Winston Churchill by John Keegan

Winston Churchill by John Keegan

Author:John Keegan
Language: eng
Format: epub
Publisher: Penguin Publishing Group
Published: 2010-02-28T16:00:00+00:00


By 1923 Churchill was out of office, indeed out of Parliament. Since the general election of 1918 Lloyd George had led a coalition in which Conservatives greatly outnumbered members of his own Liberal Party, to which Churchill still belonged. In October 1922 the Conservatives rebelled against Liberal leadership and ousted Lloyd George as prime minister. In the subsequent general election, Churchill lost his Dundee seat, and he lost again in November 1923, when Stanley Baldwin, the new Conservative prime minister, called a second election. Baldwin had been defeated in the Commons by a combination of the surviving Liberals and the Labour Party, now a real political force. Labour was not yet attractive enough to the electorate to secure a national mandate, but it emerged from the election with enough seats to form, with Liberal support, a government. Churchill was alarmed by Labour’s rise. Despite his commitment in youth to Liberal welfarism, he feared Labour’s tenderness toward the Soviet Union and its increasingly socialist economic policy. He also doubted the capacity of the Liberal Party to restore itself as an effective party of opposition. During 1924 he began to adjust his political position, first offering to bring the support of the anti-Labour Liberals to the Conservatives in parliament, then speaking directly to Conservative constituency associations, as if he were offering himself as a candidate.

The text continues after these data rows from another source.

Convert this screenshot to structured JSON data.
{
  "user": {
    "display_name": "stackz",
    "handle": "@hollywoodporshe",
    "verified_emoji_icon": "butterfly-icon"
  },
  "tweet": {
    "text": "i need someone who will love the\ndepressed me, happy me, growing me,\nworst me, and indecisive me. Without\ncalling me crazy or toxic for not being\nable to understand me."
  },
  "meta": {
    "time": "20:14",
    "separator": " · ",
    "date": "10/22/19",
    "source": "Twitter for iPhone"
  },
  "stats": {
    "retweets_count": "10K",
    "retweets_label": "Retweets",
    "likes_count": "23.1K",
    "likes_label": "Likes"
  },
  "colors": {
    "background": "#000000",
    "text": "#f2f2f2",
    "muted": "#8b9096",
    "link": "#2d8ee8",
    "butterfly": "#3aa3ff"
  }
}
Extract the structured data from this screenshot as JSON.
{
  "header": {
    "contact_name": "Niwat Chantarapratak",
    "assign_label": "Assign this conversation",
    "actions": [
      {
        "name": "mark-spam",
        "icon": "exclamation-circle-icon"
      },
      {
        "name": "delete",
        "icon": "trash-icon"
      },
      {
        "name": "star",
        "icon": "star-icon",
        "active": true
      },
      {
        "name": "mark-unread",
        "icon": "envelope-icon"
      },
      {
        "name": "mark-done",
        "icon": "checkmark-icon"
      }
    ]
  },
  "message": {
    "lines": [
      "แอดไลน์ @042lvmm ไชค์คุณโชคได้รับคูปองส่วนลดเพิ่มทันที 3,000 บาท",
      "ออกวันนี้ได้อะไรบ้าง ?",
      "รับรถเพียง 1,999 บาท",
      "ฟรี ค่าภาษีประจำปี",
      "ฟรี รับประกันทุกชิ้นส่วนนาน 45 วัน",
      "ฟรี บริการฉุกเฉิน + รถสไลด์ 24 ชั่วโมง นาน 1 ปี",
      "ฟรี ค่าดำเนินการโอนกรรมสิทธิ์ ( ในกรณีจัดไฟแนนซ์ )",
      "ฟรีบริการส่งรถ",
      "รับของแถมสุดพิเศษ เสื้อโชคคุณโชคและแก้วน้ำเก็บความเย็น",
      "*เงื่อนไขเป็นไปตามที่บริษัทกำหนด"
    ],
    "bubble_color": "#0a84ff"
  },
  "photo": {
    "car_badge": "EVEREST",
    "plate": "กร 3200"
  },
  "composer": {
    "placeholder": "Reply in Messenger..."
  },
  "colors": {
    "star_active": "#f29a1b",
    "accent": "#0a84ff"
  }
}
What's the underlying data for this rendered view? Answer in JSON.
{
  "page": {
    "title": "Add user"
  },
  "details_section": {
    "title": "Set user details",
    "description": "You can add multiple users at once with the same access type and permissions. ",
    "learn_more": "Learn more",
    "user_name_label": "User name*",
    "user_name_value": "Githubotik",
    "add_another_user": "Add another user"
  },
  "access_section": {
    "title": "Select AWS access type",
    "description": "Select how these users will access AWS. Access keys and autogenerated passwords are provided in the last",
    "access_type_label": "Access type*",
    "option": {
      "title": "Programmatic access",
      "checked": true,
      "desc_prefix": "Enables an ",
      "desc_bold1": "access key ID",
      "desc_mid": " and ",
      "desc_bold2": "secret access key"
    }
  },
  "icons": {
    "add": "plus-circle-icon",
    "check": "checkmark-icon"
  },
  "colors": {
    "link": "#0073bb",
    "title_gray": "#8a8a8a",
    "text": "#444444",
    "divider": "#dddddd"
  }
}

In April he told the Liverpool Conservatives that their party alone could defeat socialism. In September, though still technically a Liberal, he accepted nomination for the safe Conservative seat of Epping, a London suburb. In October the Labour prime minister, Ramsay MacDonald, was forced to call yet another general election. In his manifesto to the Epping voters, Churchill declared, “I give my whole support to the Conservative Party.” He was returned with a majority of nine thousand and was to hold the seat (later renamed Woodford) for the rest of his parliamentary life.

Churchill was later to make a joke of his erratic party allegiance; he had now crossed the floor twice. He returned to the Conservative Party with no expectation of prompt preferment to office. “I think it very likely that I shall not be invited to join the government,” he wrote at the time, “as owing to the size of the majority it will probably be composed only of impeccable Conservatives.” Impeccable he certainly was not; sincere he may yet be thought. Despite the then strong, and long-lingering, suspicion that he had left the Conservatives because the electoral mood doomed them to years out of office and had rejoined them again because by then it was the Liberals who looked the spent force, there was consistency in his conduct. Churchill, unlike most public men of the contemporary upper class, had strong political beliefs. Though not an intellectual, he was philosophically a libertarian who also held that the state had a responsibility to provide for the welfare of its poorer citizens. It was the welfare issue, characterized by him as “Tory democracy,” that had impelled him to change sides in 1904.